Right away, I had to pee. The surgery had been nearly five hours, and I ended up being able to hold it. I had expected to wake up wet, having gone while I was unconscious. Surprise, nope! It took a few minutes, several pleas from me, and a request from my BFF Dr. Hayden, and then a nurse brought me a bedpan.

But I could not go! Darn anesthesia. It took a good five minutes to go, but then I filled up the bedpan. Ahhhhh.... After that, I did not mind waiting.

Pain control was an issue in the PACU, as was itching control. It looks like I am allergic to one of the dressings. I have issues with adhesives, so it is probably that. Unfortunately, none of the dressings can be removed for two weeks. They kept loading me up with IV Benadryl, which helped some. I have been taking Benadryl fairly regularly since then.

I hated the side effects of the IV fentanyl they gave me in the PACU, but it did help with the pain. Not for long--they kept having to give me more. I had been warned that the pain from the "pocket" in my butt would be excruciating, and they were not exaggerating. But the fentanyl caused extreme dizziness. The nurse told me to close my eyes, which helped.

Vaughn came into the PACU to program my remote. That took a good 45 minutes. It was similar to the tests in the OR, with me telling him where I felt the stimulation and how strongly. He gave me the remote with an "antenna" that I place over the neurostimulator (under my skin). I have a remote-controlled butt! He also gave me the charging belt, but I am not supposed to use it these first two weeks, unless I absolutely have to. It could increase inflammation that disrupts healing.

So now it has been three days since the surgery. I have slept a lot! Between Benadryl, Percocet, and the energy it takes to heal, I have been wiped out. Today I have only taken one nap so far, but I may need another one. On Saturday I think I took four long naps. I felt like a newborn baby!

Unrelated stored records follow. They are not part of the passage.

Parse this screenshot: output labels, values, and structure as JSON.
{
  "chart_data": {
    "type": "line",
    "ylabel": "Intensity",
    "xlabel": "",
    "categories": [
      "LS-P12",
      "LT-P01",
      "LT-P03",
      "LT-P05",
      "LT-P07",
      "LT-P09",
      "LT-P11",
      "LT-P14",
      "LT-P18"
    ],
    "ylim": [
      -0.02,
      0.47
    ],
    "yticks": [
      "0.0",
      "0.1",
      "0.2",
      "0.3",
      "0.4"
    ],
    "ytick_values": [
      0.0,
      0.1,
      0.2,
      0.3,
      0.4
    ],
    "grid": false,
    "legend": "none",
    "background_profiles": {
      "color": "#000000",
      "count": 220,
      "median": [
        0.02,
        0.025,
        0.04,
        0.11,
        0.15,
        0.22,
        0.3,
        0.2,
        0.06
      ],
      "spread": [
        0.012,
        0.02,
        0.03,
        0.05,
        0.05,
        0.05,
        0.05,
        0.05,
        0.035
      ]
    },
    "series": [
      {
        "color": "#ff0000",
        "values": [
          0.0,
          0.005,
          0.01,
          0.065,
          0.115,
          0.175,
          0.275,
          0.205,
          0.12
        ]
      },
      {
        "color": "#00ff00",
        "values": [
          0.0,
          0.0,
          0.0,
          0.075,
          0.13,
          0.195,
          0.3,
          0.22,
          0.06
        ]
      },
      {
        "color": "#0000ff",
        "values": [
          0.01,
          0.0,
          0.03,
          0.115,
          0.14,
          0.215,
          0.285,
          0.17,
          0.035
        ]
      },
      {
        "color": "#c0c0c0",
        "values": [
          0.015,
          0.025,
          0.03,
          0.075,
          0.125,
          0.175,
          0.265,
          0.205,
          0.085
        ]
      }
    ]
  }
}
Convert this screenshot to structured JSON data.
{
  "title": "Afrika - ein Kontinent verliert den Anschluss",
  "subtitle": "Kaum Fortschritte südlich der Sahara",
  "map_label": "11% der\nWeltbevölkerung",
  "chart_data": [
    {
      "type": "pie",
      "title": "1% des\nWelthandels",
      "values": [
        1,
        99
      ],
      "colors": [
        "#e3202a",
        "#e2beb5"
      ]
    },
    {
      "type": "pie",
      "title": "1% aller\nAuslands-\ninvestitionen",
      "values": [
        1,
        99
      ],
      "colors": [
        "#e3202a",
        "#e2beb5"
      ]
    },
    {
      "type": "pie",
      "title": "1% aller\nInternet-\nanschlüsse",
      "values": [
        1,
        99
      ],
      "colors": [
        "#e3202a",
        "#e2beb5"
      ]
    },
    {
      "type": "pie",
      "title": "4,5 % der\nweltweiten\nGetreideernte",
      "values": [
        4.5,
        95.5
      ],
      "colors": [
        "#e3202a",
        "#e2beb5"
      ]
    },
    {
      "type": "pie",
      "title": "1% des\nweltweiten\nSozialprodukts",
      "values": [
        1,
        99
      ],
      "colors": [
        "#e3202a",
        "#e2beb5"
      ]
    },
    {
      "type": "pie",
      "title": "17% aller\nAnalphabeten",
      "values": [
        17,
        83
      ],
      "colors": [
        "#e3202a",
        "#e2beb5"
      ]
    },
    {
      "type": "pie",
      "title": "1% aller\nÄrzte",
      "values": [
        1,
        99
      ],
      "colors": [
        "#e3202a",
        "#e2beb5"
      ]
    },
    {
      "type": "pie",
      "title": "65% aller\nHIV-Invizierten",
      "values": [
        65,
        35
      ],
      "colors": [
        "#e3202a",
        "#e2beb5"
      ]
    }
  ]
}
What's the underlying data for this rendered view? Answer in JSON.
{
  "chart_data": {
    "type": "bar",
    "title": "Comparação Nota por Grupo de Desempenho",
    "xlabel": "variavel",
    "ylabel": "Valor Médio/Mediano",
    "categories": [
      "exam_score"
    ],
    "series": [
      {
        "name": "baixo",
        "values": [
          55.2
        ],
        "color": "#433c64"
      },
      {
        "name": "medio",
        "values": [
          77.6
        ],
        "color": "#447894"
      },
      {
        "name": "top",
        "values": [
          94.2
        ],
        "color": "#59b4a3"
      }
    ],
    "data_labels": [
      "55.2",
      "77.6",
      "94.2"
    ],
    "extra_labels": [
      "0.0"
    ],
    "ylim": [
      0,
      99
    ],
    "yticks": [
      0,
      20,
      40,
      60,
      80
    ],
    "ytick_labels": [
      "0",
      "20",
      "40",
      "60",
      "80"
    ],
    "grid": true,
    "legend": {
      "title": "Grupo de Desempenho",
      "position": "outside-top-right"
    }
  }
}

I went to church on Sunday, but I had to wear a hat. No showers allowed, and I could not even sponge-bathe until Sunday night. Now I can sponge-bathe. On Friday I can take a shower, as long as the dressing cover is firmly in place--no getting the incisions wet. This morning, my friend helped me wash my hair, which was awesome. My hair was nasty, having not been washed since Thursday!

Gosh, my butt incision hurts. I have to be so careful how I move. And nothing can touch it, even lightly. I guess I could take another Percocet, but I like being awake. I am staying home from work tomorrow and probably Wednesday. They have been great about saying to take as much time as I need. They do not know what the surgery was, because I want to keep my disease private. I do not like everyone knowing my business, and I do not want to risk discrimination. There are a lot of wrong notions about MS.

Oh, goodness, I am getting really tired. I guess I will wrap this up.

I am happy that I have my SCS. The surgery was rough, to put it mildly, but I think it was worth it. I am looking forward to continued refinements of the programming, to cover my pain better. I think it will improve my quality of life.